El BCRA acelera emisión de pesos para prestar al Tesoro

Mercedes Marcó del Pont
 
 

Las necesidades de recursos del Tesoro nacional están presionando en forma cada vez más intensa al Banco Central. Los adelantos transitorios de la autoridad monetaria aumentaron otros $ 10.750 millones en agosto, con lo que el stock de préstamos al Gobierno llegó a un nuevo máximo de $ 90.000 millones.

A cambio de estos préstamos, el BCRA recibe un pagaré del Gobierno, pero lo que sucede en la práctica es que los fondos nunca se devuelven, sino que son refinanciados. Esta práctica no sólo inunda al mercado de pesos para tapar el rojo de las cuentas públicas, sino que además deteriora el balance del Central, que ya tiene más bonos en su activo que reservas internacionales.

Los adelantos transitorios crecieron de una forma inusitada en el último año, desde que el Gobierno decidió echar mano en forma intensiva a estos recursos. En los últimos doce meses, la suba es del 95,6%, ya que el año pasado el nivel de adelantos al Gobierno se ubicaba en $ 46.000 millones.

Las perspectivas no son demasiado alentadoras. Según las estimaciones del sector privado, los préstamos del BCRA al Tesoro subirán hasta los $ 120.000 millones a fin de 2012 y continuarán creciendo el año próximo.

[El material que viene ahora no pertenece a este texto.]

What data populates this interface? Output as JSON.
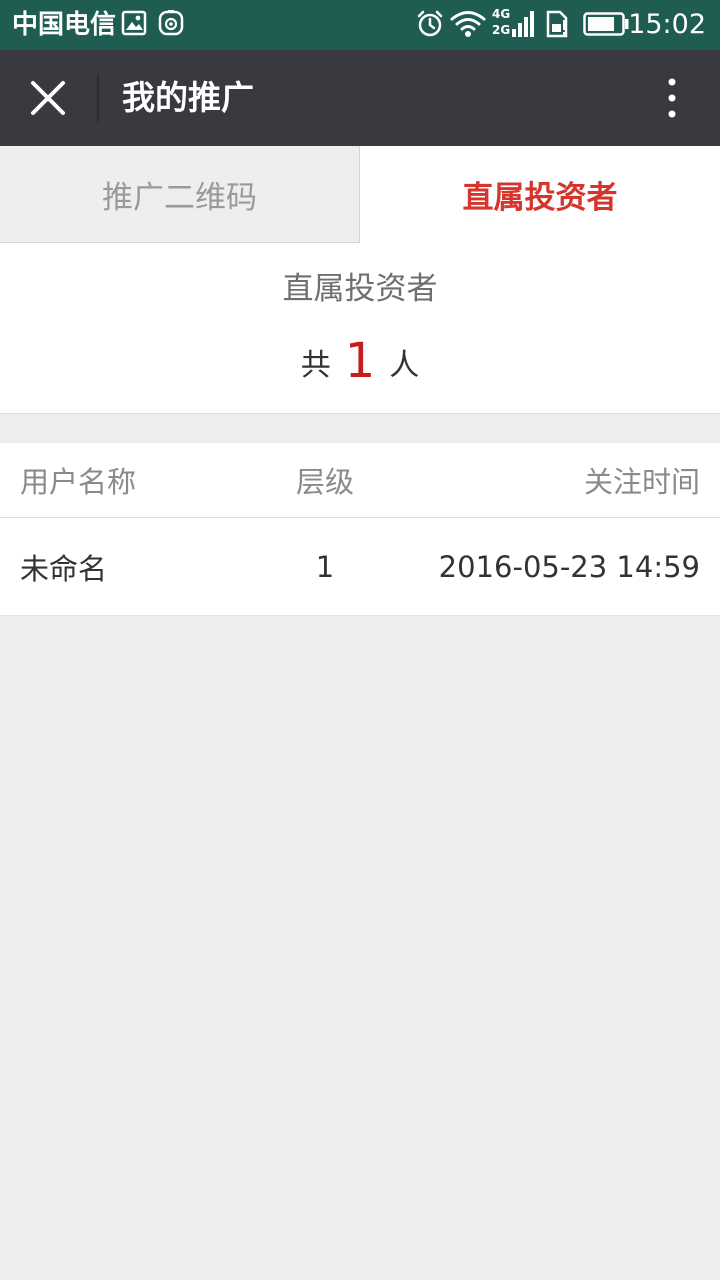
{
  "status_bar": {
    "carrier": "中国电信",
    "network_badge_top": "4G",
    "network_badge_bottom": "2G",
    "time": "15:02",
    "icons": [
      "image-icon",
      "camera-icon",
      "alarm-icon",
      "wifi-icon",
      "signal-icon",
      "sim-alert-icon",
      "battery-icon"
    ]
  },
  "nav": {
    "title": "我的推广",
    "close_icon": "close-icon",
    "more_icon": "more-vertical-icon"
  },
  "tabs": [
    {
      "label": "推广二维码",
      "active": false
    },
    {
      "label": "直属投资者",
      "active": true
    }
  ],
  "summary": {
    "title": "直属投资者",
    "prefix": "共",
    "count": "1",
    "suffix": "人"
  },
  "table": {
    "columns": [
      "用户名称",
      "层级",
      "关注时间"
    ],
    "rows": [
      {
        "name": "未命名",
        "level": "1",
        "time": "2016-05-23 14:59"
      }
    ]
  },
  "colors": {
    "status_bar": "#1f5c52",
    "nav_bar": "#393a3f",
    "accent": "#d6352c",
    "count": "#c51d1d",
    "background": "#ededed"
  }
}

Sucede que el deterioro de las cuentas del Gobierno va en ascenso y difícilmente esto vaya a cambiar en 2013, que además es un año de elecciones legislativas.

La expansión de pesos que está efectuando el BCRA por financiamiento al Tesoro no tiene ningún respaldo en activos «duros». Lo que sucede, por lo tanto, es que se incrementa la cantidad de moneda que circula en la economía, pero sin que se verifique un incremento en el stock de reservas en poder del Central. La entidad que preside Mercedes Marcó del Pont también emite moneda para comprar los dólares excedentes del comercio exterior, pero en agosto este proceso se redujo drásticamente, ya sólo compró poco más de u$s 400 millones (hubo menos ingreso de divisas porque pasó la «temporada alta» de la exportación de soja).

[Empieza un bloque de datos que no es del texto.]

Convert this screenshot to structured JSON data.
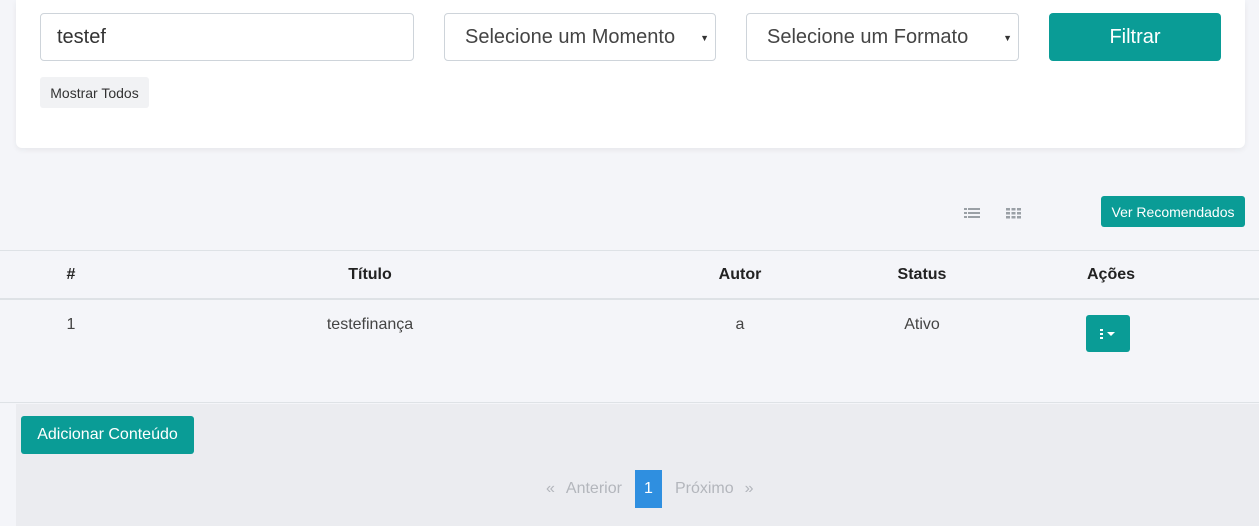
{
  "filters": {
    "search_value": "testef",
    "momento_label": "Selecione um Momento",
    "formato_label": "Selecione um Formato",
    "filtrar_label": "Filtrar",
    "mostrar_todos_label": "Mostrar Todos"
  },
  "toolbar": {
    "list_view_icon": "list-icon",
    "grid_view_icon": "grid-icon",
    "ver_recomendados_label": "Ver Recomendados"
  },
  "table": {
    "headers": [
      "#",
      "Título",
      "Autor",
      "Status",
      "Ações"
    ],
    "rows": [
      {
        "num": "1",
        "titulo": "testefinança",
        "autor": "a",
        "status": "Ativo"
      }
    ]
  },
  "footer": {
    "add_label": "Adicionar Conteúdo",
    "pagination": {
      "first_glyph": "«",
      "prev_label": "Anterior",
      "current_page": "1",
      "next_label": "Próximo",
      "last_glyph": "»"
    }
  },
  "colors": {
    "accent": "#0a9c96",
    "pagination_active": "#2f8fe0",
    "background": "#f4f5f9"
  }
}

Esta muy fuerte emisión de pesos para financiar déficit genera dos peligros. El más claro es que podría desatar una mayor presión inflacionaria. No es casual, de hecho, que la inflación se ubique en niveles cercanos al 25% anual, cuando la economía prácticamente se encuentra estancada. La continuidad del proceso de creación de moneda sin respaldo le pone un piso alto a la inflación, que incluso podría acelerarse en el caso de una reactivación del consumo y de la actividad.

Presión

El otro problema es la presión que estos pesos excedentes pueden generar sobre el tipo de cambio. El dólar en el mercado paralelo lleva acumulada una suba del 35% en lo que va de 2012. Y la brecha en relación con el dólar oficial se aproxima al 37% ($ 6,37 versus $ 4,65). Pero en la medida en que se sigan volcando pesos al mercado, es probable que al menos parte de ese dinero excedente termine buscando protección en el «blue». El gran temor es que luego de las fiestas de fin de año se produzca otro salto cambiario, ante la demanda de dólares para las vacaciones y como activo de atesoramiento.

La gran emisión de pesos por parte del BCRA les está dando una mano a los bancos. De hecho, los plazos fijos están subiendo a ritmos altísimos, del 46% en términos interanuales. Sólo en los últimos treinta días (al 24 de agosto) el incremento de las colocaciones del sector pri-vado en los bancos creció $ 9.100 millones, equivalente al 6,1% mensual.

Claro que también es espectacular el aumento del dinero en poder del público, que según el propio BCRA está creciendo a un ritmo también récord del 39% anual. Este dinero se vuelca al consumo, presionando sobre los precios, o en algún momento también podría volcarse al dólar, si se produce una mayor pérdida de confianza en la moneda local.

Pero el Central tiene otra visión. Marcó del Pont considera que este incremento en la cantidad de pesos tiene su correlato en una mayor demanda del público y en el crecimiento de la productividad de la economía, por lo que no generará más inflación ni presiones cambiarias. Sólo el tiempo determinará si la titular del BCRA tiene o no razón.